The Cup Series driver and two-time NASCAR Xfinity Series champion is a talented and well-respected dirt driver and a consistent entrant in the Chili Bowl. Stenhouse will drive for JTG Daugherty Racing in its flagship No. 47 Chevrolet this year.
• Ryan Newman won his E-Feature race, where he started the day, to advance to the D-Feature. He finished seventh and did not advance any further. Still, it’s considered an impressive showing for the Cup Series veteran. He hadn’t raced a dirt Midget car since 2000 prior to a tune-up race at Gateway earlier in the month. Prior to Saturday, the 42-year-old was in the A-Feature of his Wednesday qualifying race before being involved in a five-car incident just five laps in, forcing him to attempt and drive his way into the main event on Saturday.
• Chase Briscoe fell short of the championship A-Feature in agonizing fashion. The full-time Stewart-Haas Racing driver figures to be in the championship picture of the NASCAR Xfinity Series this year, and throughout the week he looked like he’d be a factor in the main event. He nearly was. A third-place finish in one of the C-Feature races advanced Briscoe to the B-Features, but his eighth-place finish — after starting 17th — was one spot short of a transfer.
• Dillon Welch, a NASCAR reporter and lifetime racer who excels every time he gets in the seat, also fell a heartbreaking one spot shy of advancing to the A-Feature. Starting fourth in the second B-Feature, a pair of late cautions bunched up the field, leaving Welch one spot outside the transfer line. A ridiculous last lap with a near-successful slide job wasn’t quite enough.
• Alex Bowman started Saturday in one of the two C-Feature races and finished second to cleanly advance. He couldn’t duplicate the feat, finishing 12th in the following B-Feature. Bowman, who drives the No. 88 Chevrolet for Hendrick Motorsports in the Cup Series, earned his first career win at NASCAR’s top level in 2019. He’s an avid Midget racer who often tweets his progress on building the latest cars.

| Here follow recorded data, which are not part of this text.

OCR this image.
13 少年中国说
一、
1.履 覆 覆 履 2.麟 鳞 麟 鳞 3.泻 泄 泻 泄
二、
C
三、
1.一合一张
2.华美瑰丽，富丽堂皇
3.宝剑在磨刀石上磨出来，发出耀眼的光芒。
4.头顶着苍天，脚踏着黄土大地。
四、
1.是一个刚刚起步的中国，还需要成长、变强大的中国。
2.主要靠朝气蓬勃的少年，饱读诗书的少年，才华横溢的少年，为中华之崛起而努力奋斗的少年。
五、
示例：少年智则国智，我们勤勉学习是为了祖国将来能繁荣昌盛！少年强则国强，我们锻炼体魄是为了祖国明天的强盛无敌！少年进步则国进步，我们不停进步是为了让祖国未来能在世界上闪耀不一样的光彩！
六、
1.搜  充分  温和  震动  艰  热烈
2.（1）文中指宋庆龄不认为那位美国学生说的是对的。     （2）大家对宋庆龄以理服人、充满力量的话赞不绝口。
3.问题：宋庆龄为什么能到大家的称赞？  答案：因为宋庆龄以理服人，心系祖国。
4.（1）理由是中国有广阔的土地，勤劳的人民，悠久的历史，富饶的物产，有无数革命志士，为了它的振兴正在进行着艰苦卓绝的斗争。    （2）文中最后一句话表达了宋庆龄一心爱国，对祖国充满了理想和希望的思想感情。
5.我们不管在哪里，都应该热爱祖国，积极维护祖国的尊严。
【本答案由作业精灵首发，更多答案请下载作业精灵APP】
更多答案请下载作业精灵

Driver C.J. Leary gave Bowman a rooting interest in the A-Feature, as he drives Bowman’s equipment.
• Longtime veteran racer J.J. Yeley, who has had a number of memorable Chili Bowl moments over the years, couldn’t quite pull off another one. Yeley finished fifth a C-Feature race, where he began Saturday, to advance upward with the final transfer position. A 10th-place finish in the ensuing race was impressive considering his 20th-place start — last in the field — but three spots short of making the A-Feature.
• Karsyn Elledge finished 17th in the E-Feature, bettering her run from last year by two full races.